In den folgenden Jahren wechselte Keilmann immer wieder die Arbeitsstellen, obwohl diese häufigen Veränderungen auf den ersten Blick nicht nachvollziehbar erscheinen. Allerdings zieht sich eine Entwicklung durch alle Tätigkeiten, die sich somit als Ursache für die jeweiligen Kündigungen aufdrängt: In annähernd allen Anstellungsverhältnissen, die Keilmann in seinem Leben inne hatte, nahmen die Möglichkeiten zur künstlerischen Ausgestaltung von hochwertigen Aufträgen im Laufe seiner Tätigkeit ab. Das Reichsluftfahrtministerium stellte auf Barackenbau um, bei der Brandenburgischen Heimstätte wurde nach und nach nur noch mit Hilfe eines „Baukastensystems“ gebaut und die Umgestaltungspläne für Berlin lagen ab Anfang 1943 auf Eis. Schließlich wurde selbst die Vorbereitung auf den Wohnungsbau nach dem Krieg eingestellt. Die einzige Ausnahme in dieser Reihe bildete das Volontariat bei der Stadt Aschaffenburg, wo Keilmann kurz vor seiner Kündigung mit dem Jägerdenkmal einen in seinen Augen wertvollen Auftrag ausführen konnte. Allerdings gab es rund um das Denkmal erhebliche Diskussionen bezüglich der Ausgestaltung und Keilmann hatte in Aschaffenburg die oben erwähnten Schwierigkeiten mit seinem Vater.

Es bleibt festzuhalten, daß Keilmann in seiner Karriere immer dann berufliche Schwierigkeiten hatte, wenn er keiner führenden Persönlichkeit unterstellt war, die ihn in seiner Arbeit voll unterstützt und auch zum Teil gegenüber Konkurrenzsituationen abgeschirmt hat. Ein solches Abschirmen erforderte eine außerordentlich starke Stellung des Vorgesetzten. Dies galt als erstes für die Beschäftigungen in der Zeit des Nationalsozialismus, bei denen die Anwendung des Führerprinzips in der Arbeitswelt genau diese notwendigen Bedingungen schuf. Gerade in den Jahre nach dem Zweiten Weltkrieg, als ihm der Zugang zu einer Anstellung im öffentlichen Dienst wegen seines laufenden Entnazifizierungsverfahrens verwehrt war, hatte er erhebliche wirtschaftliche Schwierigkeiten und die Zahl der Bauvorhaben, die er verwirklichen konnte, hielt sich in engen Grenzen. Mit der Anstellung bei der Stadt Bochum traf Keilmann dann zunächst noch einmal auf Arbeitsbedingungen, die mit denen seiner Berliner Zeit vergleichbar waren und seinem Wesen außerordentlich entgegen kamen. Mit Clemens Massenberg fand er auch in Bochum genau den starken Vorgesetzten, den er für ein produktives Arbeiten benötigte. Dies ist wohl auch der Grund, warum er in dieser Zeit noch erfolgreich war. Mit dem Tod Massenbergs fiel diese Unterstützung weg und der berufliche Abstieg in den Folgejahren war unvermeidlich.

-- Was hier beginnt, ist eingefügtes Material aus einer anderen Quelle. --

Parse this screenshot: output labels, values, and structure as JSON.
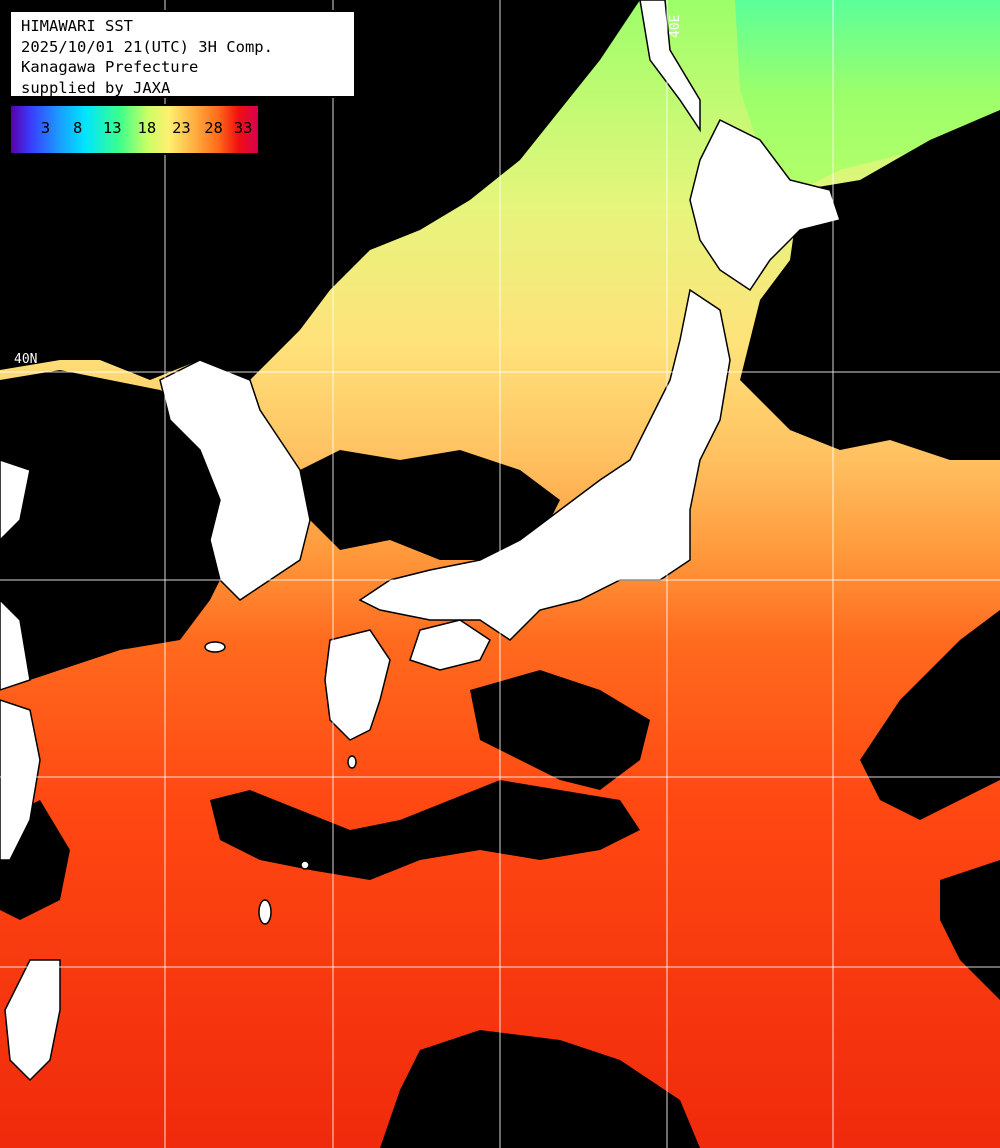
{
  "header": {
    "line1": "HIMAWARI SST",
    "line2": "2025/10/01 21(UTC) 3H Comp.",
    "line3": "Kanagawa Prefecture",
    "line4": "supplied by JAXA"
  },
  "legend": {
    "ticks": [
      "3",
      "8",
      "13",
      "18",
      "23",
      "28",
      "33"
    ]
  },
  "grid_labels": {
    "lat": "40N",
    "lon": "40E"
  },
  "colors": {
    "land": "#ffffff",
    "cloud": "#000000",
    "gridline": "#ffffff",
    "sst_cold": "#3cff8c",
    "sst_cool": "#c8ff64",
    "sst_mild": "#ffe27a",
    "sst_warm": "#ff9a3c",
    "sst_hot": "#ff5a14",
    "sst_hottest": "#e82810"
  }
}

Anfang August 1947 erhielt Ferdinand Keilmann von einem guten Freund einen Brief. Dieser Freund war nicht nüchtern (er hatte „Pfirsich-Bowle“ getrunken) und schrieb ganz ungezwungen. In einer lockeren Form brachte er zum Ausdruck:

„Nebenbei bist Du noch irgendwie philisterlich berechnend (alldieweil Du Familie hast).“[1]

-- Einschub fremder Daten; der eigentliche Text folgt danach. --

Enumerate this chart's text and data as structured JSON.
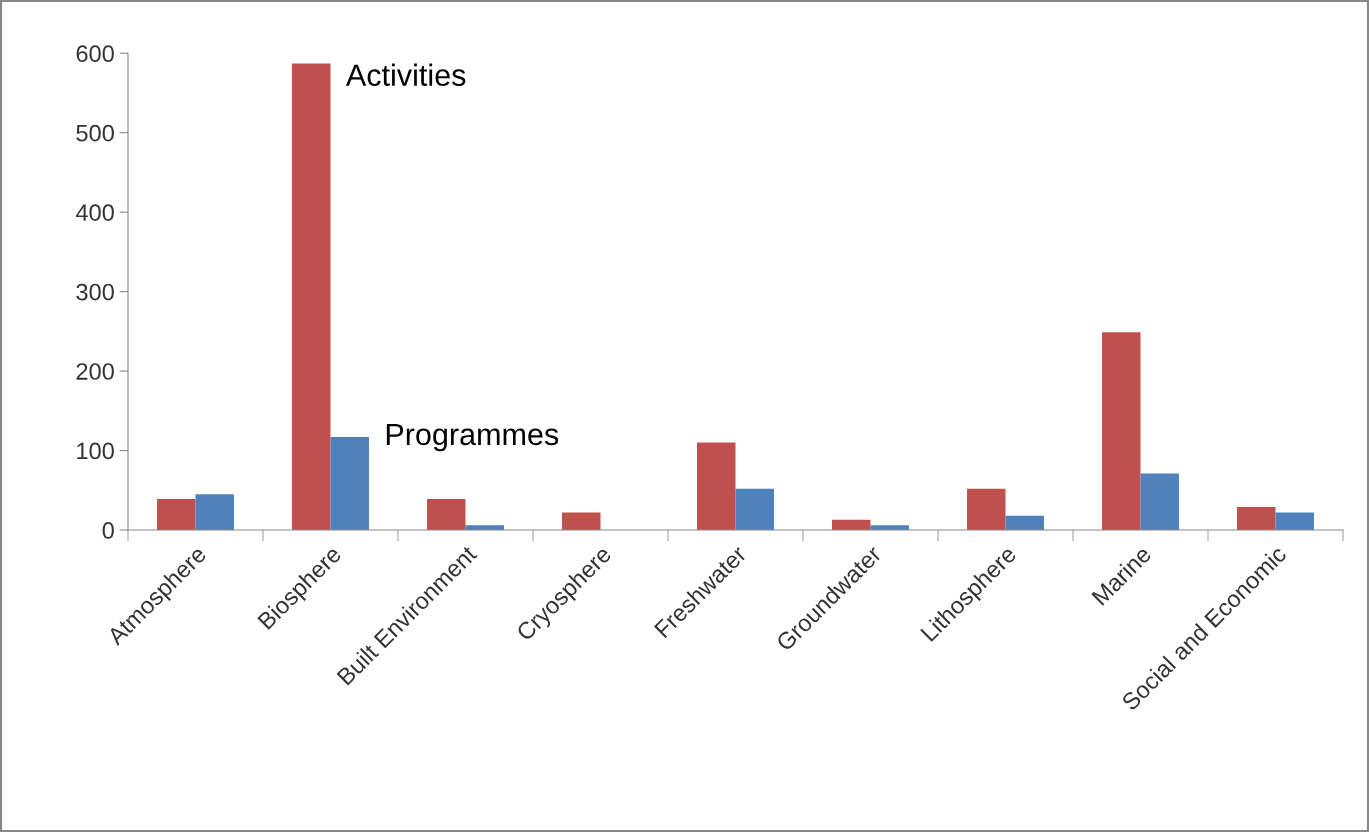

In dieser Aussage, auch wenn sie vom damaligen Verfasser in einem anderen Zusammenhang benutzt wurde, findet sich das Rechtfertigungsmuster für einen Großteil der deutschen Bevölkerung für die Geschehnisse in der Zeit der nationalsozialistischen Herrschaft. Folgte man der These, die in dieser Aussage steckt, so wäre Keilmann ein Mensch gewesen, der sich, um seine Familie zu ernähren, unter Ausblendung (fast) jeglicher moralischer Bedenken auf einen „Pakt mit dem Teufel“ eingelassen hätte. Dies wäre in etwa vergleichbar mit dem Faust-Mephisto-Motiv, welches auch Albert Speer für sich reklamiert hat.[2] Es stellt jedoch eine unzulässige Vereinfachung dar, wenn man Keilmanns Entwicklung vom künstlerisch orientierten jungen Mann, der sich in seiner Studienzeit und in den erste Stationen seiner Berufstätigkeit zunächst aktiv im NSDStB und in der NSDAP beteiligt und anschließend sowohl dort als auch später als Mitglied der Bochumer SPD zum „inaktiven“ unpolitischen Parteimitglied wird, auf diese „einfache“ Formel reduzieren wollte.

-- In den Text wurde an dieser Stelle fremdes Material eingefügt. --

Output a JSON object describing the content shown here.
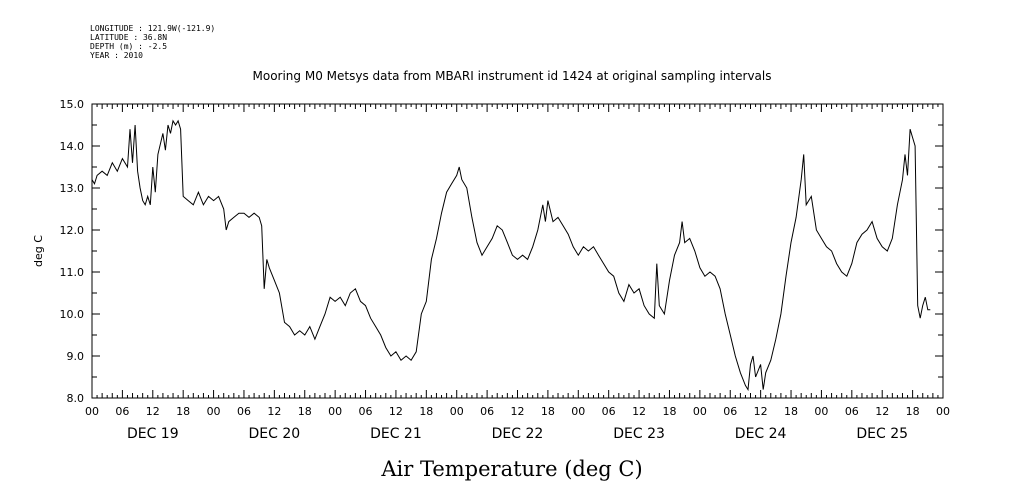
{
  "header": {
    "longitude": "LONGITUDE : 121.9W(-121.9)",
    "latitude": "LATITUDE : 36.8N",
    "depth": "DEPTH (m) : -2.5",
    "year": "YEAR : 2010"
  },
  "chart_data": {
    "type": "line",
    "title": "Mooring M0 Metsys data from MBARI instrument id 1424 at original sampling intervals",
    "xlabel": "Air Temperature (deg C)",
    "ylabel": "deg C",
    "ylim": [
      8.0,
      15.0
    ],
    "y_ticks": [
      "8.0",
      "9.0",
      "10.0",
      "11.0",
      "12.0",
      "13.0",
      "14.0",
      "15.0"
    ],
    "x_range_hours": [
      0,
      168
    ],
    "x_hour_labels": [
      "00",
      "06",
      "12",
      "18",
      "00",
      "06",
      "12",
      "18",
      "00",
      "06",
      "12",
      "18",
      "00",
      "06",
      "12",
      "18",
      "00",
      "06",
      "12",
      "18",
      "00",
      "06",
      "12",
      "18",
      "00",
      "06",
      "12",
      "18",
      "00"
    ],
    "day_labels": [
      "DEC 19",
      "DEC 20",
      "DEC 21",
      "DEC 22",
      "DEC 23",
      "DEC 24",
      "DEC 25"
    ],
    "series": [
      {
        "name": "Air Temperature",
        "points": [
          [
            0,
            13.2
          ],
          [
            0.5,
            13.1
          ],
          [
            1,
            13.3
          ],
          [
            2,
            13.4
          ],
          [
            3,
            13.3
          ],
          [
            4,
            13.6
          ],
          [
            5,
            13.4
          ],
          [
            6,
            13.7
          ],
          [
            7,
            13.5
          ],
          [
            7.5,
            14.4
          ],
          [
            8,
            13.6
          ],
          [
            8.5,
            14.5
          ],
          [
            9,
            13.4
          ],
          [
            9.5,
            13.0
          ],
          [
            10,
            12.7
          ],
          [
            10.5,
            12.6
          ],
          [
            11,
            12.8
          ],
          [
            11.5,
            12.6
          ],
          [
            12,
            13.5
          ],
          [
            12.5,
            12.9
          ],
          [
            13,
            13.8
          ],
          [
            14,
            14.3
          ],
          [
            14.5,
            13.9
          ],
          [
            15,
            14.5
          ],
          [
            15.5,
            14.3
          ],
          [
            16,
            14.6
          ],
          [
            16.5,
            14.5
          ],
          [
            17,
            14.6
          ],
          [
            17.5,
            14.4
          ],
          [
            18,
            12.8
          ],
          [
            19,
            12.7
          ],
          [
            20,
            12.6
          ],
          [
            21,
            12.9
          ],
          [
            22,
            12.6
          ],
          [
            23,
            12.8
          ],
          [
            24,
            12.7
          ],
          [
            25,
            12.8
          ],
          [
            26,
            12.5
          ],
          [
            26.5,
            12.0
          ],
          [
            27,
            12.2
          ],
          [
            28,
            12.3
          ],
          [
            29,
            12.4
          ],
          [
            30,
            12.4
          ],
          [
            31,
            12.3
          ],
          [
            32,
            12.4
          ],
          [
            33,
            12.3
          ],
          [
            33.5,
            12.1
          ],
          [
            34,
            10.6
          ],
          [
            34.5,
            11.3
          ],
          [
            35,
            11.1
          ],
          [
            36,
            10.8
          ],
          [
            37,
            10.5
          ],
          [
            38,
            9.8
          ],
          [
            39,
            9.7
          ],
          [
            40,
            9.5
          ],
          [
            41,
            9.6
          ],
          [
            42,
            9.5
          ],
          [
            43,
            9.7
          ],
          [
            44,
            9.4
          ],
          [
            45,
            9.7
          ],
          [
            46,
            10.0
          ],
          [
            47,
            10.4
          ],
          [
            48,
            10.3
          ],
          [
            49,
            10.4
          ],
          [
            50,
            10.2
          ],
          [
            51,
            10.5
          ],
          [
            52,
            10.6
          ],
          [
            53,
            10.3
          ],
          [
            54,
            10.2
          ],
          [
            55,
            9.9
          ],
          [
            56,
            9.7
          ],
          [
            57,
            9.5
          ],
          [
            58,
            9.2
          ],
          [
            59,
            9.0
          ],
          [
            60,
            9.1
          ],
          [
            61,
            8.9
          ],
          [
            62,
            9.0
          ],
          [
            63,
            8.9
          ],
          [
            64,
            9.1
          ],
          [
            65,
            10.0
          ],
          [
            66,
            10.3
          ],
          [
            67,
            11.3
          ],
          [
            68,
            11.8
          ],
          [
            69,
            12.4
          ],
          [
            70,
            12.9
          ],
          [
            71,
            13.1
          ],
          [
            72,
            13.3
          ],
          [
            72.5,
            13.5
          ],
          [
            73,
            13.2
          ],
          [
            74,
            13.0
          ],
          [
            75,
            12.3
          ],
          [
            76,
            11.7
          ],
          [
            77,
            11.4
          ],
          [
            78,
            11.6
          ],
          [
            79,
            11.8
          ],
          [
            80,
            12.1
          ],
          [
            81,
            12.0
          ],
          [
            82,
            11.7
          ],
          [
            83,
            11.4
          ],
          [
            84,
            11.3
          ],
          [
            85,
            11.4
          ],
          [
            86,
            11.3
          ],
          [
            87,
            11.6
          ],
          [
            88,
            12.0
          ],
          [
            89,
            12.6
          ],
          [
            89.5,
            12.2
          ],
          [
            90,
            12.7
          ],
          [
            91,
            12.2
          ],
          [
            92,
            12.3
          ],
          [
            93,
            12.1
          ],
          [
            94,
            11.9
          ],
          [
            95,
            11.6
          ],
          [
            96,
            11.4
          ],
          [
            97,
            11.6
          ],
          [
            98,
            11.5
          ],
          [
            99,
            11.6
          ],
          [
            100,
            11.4
          ],
          [
            101,
            11.2
          ],
          [
            102,
            11.0
          ],
          [
            103,
            10.9
          ],
          [
            104,
            10.5
          ],
          [
            105,
            10.3
          ],
          [
            106,
            10.7
          ],
          [
            107,
            10.5
          ],
          [
            108,
            10.6
          ],
          [
            109,
            10.2
          ],
          [
            110,
            10.0
          ],
          [
            111,
            9.9
          ],
          [
            111.5,
            11.2
          ],
          [
            112,
            10.2
          ],
          [
            113,
            10.0
          ],
          [
            114,
            10.8
          ],
          [
            115,
            11.4
          ],
          [
            116,
            11.7
          ],
          [
            116.5,
            12.2
          ],
          [
            117,
            11.7
          ],
          [
            118,
            11.8
          ],
          [
            119,
            11.5
          ],
          [
            120,
            11.1
          ],
          [
            121,
            10.9
          ],
          [
            122,
            11.0
          ],
          [
            123,
            10.9
          ],
          [
            124,
            10.6
          ],
          [
            125,
            10.0
          ],
          [
            126,
            9.5
          ],
          [
            127,
            9.0
          ],
          [
            128,
            8.6
          ],
          [
            129,
            8.3
          ],
          [
            129.5,
            8.2
          ],
          [
            130,
            8.8
          ],
          [
            130.5,
            9.0
          ],
          [
            131,
            8.5
          ],
          [
            132,
            8.8
          ],
          [
            132.5,
            8.2
          ],
          [
            133,
            8.6
          ],
          [
            134,
            8.9
          ],
          [
            135,
            9.4
          ],
          [
            136,
            10.0
          ],
          [
            137,
            10.9
          ],
          [
            138,
            11.7
          ],
          [
            139,
            12.3
          ],
          [
            140,
            13.2
          ],
          [
            140.5,
            13.8
          ],
          [
            141,
            12.6
          ],
          [
            142,
            12.8
          ],
          [
            143,
            12.0
          ],
          [
            144,
            11.8
          ],
          [
            145,
            11.6
          ],
          [
            146,
            11.5
          ],
          [
            147,
            11.2
          ],
          [
            148,
            11.0
          ],
          [
            149,
            10.9
          ],
          [
            150,
            11.2
          ],
          [
            151,
            11.7
          ],
          [
            152,
            11.9
          ],
          [
            153,
            12.0
          ],
          [
            154,
            12.2
          ],
          [
            155,
            11.8
          ],
          [
            156,
            11.6
          ],
          [
            157,
            11.5
          ],
          [
            158,
            11.8
          ],
          [
            159,
            12.6
          ],
          [
            160,
            13.2
          ],
          [
            160.5,
            13.8
          ],
          [
            161,
            13.3
          ],
          [
            161.5,
            14.4
          ],
          [
            162,
            14.2
          ],
          [
            162.5,
            14.0
          ],
          [
            163,
            10.2
          ],
          [
            163.5,
            9.9
          ],
          [
            164,
            10.2
          ],
          [
            164.5,
            10.4
          ],
          [
            165,
            10.1
          ],
          [
            165.5,
            10.1
          ]
        ]
      }
    ]
  }
}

In der Familie Keilmann trifft man, auf die Arbeit Keilmanns in der Zeit des Nationalsozialismus angesprochen, häufig auf die Aussage, „Keilmann sei ja in erster Linie Künstler gewesen“. Vergleichbar ist diese Darstellung, wie sie idealtypisch und erfolgreich wiederum von Speer mit seiner Verteidigung vor dem Nürnberger Kriegsverbrechertribunal angewandt wurde. Überhaupt scheinen die Lektionen, die der Architekt Speer als politisch an der Spitze stehender Akteur seinen Berufskollegen und dem gesamten Berufsstand des Ingenieurs erteilt hat, umfangreiche Wirkung gezeigt zu haben, gibt es doch unter den Teilnehmern dieser Berufsgruppe, die sich zu ihrem Verhältnis zur Tätigkeit in der Zeit des Nationalsozialismus äußerten, kaum jemanden, der sich nach dem Zweiten Weltkrieg nicht auf ähnliche, wenn nicht die gleichen Verteidigungslinien zurück gezogen hätte. Fest spricht in diesem Zusammenhang von

„jenem Typ der Fachleute, die sich im Rückzug auf die angeblichen unpolitischen Positionen ihres Berufs eine vorwurfsfreie Existenz zu sichern suchten und nur taten, was sie ihre Aufgabe nannten, um gerade ihr Nichtstun unter dem Gesichtspunkte der „Pflichterfüllung“ zu glorifizieren. Indem sie sich, wie einflußreich sie auch gewesen sein möchten, vom Geschehen des Tages fernhielten, keine Uniformen anzogen, keine Willkürakte verübten, keine Gesetze erließen oder Menschen verhafteten, blieben sie gewiß frei von rechts-technisch greifbarer Schuld. Dennoch taten sie, an ihrer Stelle und angesichts ihrer Möglichkeiten nicht genug, um die Errichtung um Ausbreitung der Gewalt abzuwehren und so trifft sie der Vorwurf verweigerter Verantwortlichkeit für das Ganze.“[3]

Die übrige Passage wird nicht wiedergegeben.